Yeah, I found this out the hard way when I was learning last year. I was "motoring" (electric trolling motor) back to the dock, I got stuck in some weeds and decided I needed to unfurl the jib to get unstuck since the motor was useless, since it was easier than raising the main, which was already dropped, and the boom unhooked and in the cabin. All I did was spin around in circles, I had to furl the jib, get the boom out, unroll and raise the main, and then I could finally free myself. At that point I decided to try and sail to the dock, and almost made it  It was into the wind and I missed by 3 feet or so, had to drop the motor, so as to not look like an idiot in front of all the PWC's. I was using their launch since it was just 2 docks and a wide open bay.


----------



## TSOJOURNER (Dec 16, 1999)

A Local! congratulations on the boat! sounds like you are getting some good experience.

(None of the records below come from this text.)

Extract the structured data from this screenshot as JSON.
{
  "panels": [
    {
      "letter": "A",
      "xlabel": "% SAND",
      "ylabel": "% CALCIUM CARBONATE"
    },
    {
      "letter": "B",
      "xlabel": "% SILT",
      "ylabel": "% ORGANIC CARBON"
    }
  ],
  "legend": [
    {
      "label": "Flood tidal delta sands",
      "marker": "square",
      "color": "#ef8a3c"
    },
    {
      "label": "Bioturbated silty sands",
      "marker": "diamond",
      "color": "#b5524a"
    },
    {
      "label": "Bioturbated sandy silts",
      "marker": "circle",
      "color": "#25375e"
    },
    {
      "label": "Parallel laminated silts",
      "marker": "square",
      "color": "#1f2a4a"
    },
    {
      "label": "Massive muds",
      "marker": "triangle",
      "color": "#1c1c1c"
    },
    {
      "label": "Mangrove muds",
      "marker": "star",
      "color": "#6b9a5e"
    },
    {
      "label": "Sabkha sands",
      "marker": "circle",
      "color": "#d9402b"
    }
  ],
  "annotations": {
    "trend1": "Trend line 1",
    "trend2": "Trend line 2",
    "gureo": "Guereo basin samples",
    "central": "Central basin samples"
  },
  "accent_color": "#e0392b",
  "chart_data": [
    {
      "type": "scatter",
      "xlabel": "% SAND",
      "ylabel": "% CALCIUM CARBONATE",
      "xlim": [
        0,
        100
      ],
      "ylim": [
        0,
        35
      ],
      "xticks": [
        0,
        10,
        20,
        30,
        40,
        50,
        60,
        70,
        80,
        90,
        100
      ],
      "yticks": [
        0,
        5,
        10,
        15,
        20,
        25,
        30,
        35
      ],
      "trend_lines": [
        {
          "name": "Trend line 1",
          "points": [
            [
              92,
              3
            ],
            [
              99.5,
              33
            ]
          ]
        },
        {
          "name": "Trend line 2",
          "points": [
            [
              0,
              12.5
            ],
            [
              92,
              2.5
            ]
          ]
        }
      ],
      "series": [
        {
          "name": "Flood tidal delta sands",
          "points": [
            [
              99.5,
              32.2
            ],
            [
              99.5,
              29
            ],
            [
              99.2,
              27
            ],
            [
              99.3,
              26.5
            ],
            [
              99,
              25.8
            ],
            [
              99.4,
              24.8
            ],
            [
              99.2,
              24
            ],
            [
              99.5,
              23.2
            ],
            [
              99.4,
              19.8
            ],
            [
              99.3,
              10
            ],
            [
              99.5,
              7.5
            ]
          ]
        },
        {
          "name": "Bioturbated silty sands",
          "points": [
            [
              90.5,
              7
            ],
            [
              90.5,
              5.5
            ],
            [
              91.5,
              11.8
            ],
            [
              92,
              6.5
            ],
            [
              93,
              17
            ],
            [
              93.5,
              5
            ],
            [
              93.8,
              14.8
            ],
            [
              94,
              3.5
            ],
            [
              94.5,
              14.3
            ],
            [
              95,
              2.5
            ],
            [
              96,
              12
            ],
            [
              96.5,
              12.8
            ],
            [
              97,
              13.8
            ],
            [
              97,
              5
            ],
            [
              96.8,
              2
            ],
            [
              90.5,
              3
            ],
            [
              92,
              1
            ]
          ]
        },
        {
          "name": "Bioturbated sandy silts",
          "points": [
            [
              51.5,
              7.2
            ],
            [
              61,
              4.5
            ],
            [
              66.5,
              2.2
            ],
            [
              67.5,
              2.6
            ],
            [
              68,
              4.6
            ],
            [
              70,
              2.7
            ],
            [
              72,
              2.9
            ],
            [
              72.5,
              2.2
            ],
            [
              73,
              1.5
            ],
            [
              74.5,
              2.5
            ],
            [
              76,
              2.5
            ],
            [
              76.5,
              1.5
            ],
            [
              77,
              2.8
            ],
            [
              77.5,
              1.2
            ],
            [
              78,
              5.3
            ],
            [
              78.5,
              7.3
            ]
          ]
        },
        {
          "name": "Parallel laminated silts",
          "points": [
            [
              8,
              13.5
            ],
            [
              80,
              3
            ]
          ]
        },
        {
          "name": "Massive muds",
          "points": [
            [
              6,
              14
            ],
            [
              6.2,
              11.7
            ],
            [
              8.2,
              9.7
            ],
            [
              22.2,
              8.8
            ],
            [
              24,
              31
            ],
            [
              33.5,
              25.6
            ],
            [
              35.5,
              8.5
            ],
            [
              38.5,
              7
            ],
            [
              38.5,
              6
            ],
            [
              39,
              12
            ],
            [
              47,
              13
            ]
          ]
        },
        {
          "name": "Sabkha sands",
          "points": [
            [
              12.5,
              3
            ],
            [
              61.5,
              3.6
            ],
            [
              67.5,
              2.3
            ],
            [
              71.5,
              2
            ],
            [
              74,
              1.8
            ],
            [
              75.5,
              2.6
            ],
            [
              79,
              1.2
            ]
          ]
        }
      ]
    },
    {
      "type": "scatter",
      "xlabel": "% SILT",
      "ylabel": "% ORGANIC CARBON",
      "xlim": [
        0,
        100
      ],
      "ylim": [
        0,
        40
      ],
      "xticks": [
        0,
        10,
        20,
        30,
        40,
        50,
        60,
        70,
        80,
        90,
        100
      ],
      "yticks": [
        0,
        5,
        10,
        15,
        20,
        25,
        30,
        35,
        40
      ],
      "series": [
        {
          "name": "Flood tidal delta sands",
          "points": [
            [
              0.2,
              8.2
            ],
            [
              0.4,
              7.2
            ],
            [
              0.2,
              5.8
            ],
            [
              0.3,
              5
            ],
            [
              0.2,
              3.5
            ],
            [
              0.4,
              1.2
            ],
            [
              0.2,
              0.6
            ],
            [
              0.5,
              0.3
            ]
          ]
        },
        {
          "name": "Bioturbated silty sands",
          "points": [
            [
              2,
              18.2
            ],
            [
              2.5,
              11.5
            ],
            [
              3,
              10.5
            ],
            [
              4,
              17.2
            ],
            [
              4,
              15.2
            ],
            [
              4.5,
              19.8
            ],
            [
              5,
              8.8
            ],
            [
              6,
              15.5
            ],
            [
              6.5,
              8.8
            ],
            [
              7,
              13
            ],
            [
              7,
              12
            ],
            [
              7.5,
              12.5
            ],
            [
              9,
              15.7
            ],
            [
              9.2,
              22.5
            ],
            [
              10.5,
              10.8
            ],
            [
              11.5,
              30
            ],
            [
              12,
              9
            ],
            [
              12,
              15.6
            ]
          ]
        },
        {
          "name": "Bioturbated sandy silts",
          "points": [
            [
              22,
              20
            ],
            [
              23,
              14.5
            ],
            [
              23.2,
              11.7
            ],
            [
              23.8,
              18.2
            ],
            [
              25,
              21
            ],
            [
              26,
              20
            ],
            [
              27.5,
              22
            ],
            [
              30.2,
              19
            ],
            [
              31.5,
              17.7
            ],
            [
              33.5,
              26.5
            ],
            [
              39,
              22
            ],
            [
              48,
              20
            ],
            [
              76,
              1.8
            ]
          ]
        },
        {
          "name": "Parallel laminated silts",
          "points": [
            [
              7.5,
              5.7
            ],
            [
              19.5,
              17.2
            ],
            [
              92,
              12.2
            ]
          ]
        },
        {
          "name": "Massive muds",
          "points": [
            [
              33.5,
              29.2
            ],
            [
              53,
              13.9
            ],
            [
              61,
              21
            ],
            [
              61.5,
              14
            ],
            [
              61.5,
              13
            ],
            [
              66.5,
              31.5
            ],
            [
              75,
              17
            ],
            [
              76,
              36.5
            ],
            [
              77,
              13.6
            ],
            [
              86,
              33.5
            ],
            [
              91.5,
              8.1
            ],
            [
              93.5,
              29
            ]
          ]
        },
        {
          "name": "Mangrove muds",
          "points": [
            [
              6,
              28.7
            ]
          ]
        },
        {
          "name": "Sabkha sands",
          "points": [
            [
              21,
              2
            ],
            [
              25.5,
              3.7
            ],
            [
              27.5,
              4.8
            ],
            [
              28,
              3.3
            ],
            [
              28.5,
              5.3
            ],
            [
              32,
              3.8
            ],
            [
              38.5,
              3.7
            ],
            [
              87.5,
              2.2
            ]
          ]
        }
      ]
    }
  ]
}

I live in Atascadero and bought a oday 23 last summer. I am always looking for people to go out with. give me a call 8056740922. good luck. 

Leland


----------



## cnc33voodoo (May 15, 2008)

poltergeist said:


> You got a lot of good feedback, and here's one other thought.
> 
> I note that the C15 has a daysailing rig of 123 sq. ft. and a performance rig of 139. If you have the latter, sailing solo in 10 to 15, you probably had your hands full, and the additional challenge of tacking with a larger overlapping jib would have added to the complexity.
> 
> ...


took the words out of my mouth.too many things going on at once can make it harder to get a feel for the boat.
p.s. dont sail further than you can swim when learning.


----------



## maggie2 (May 11, 2008)

Practice and study. Sail with some experienced crew and ask lots of questions.


----------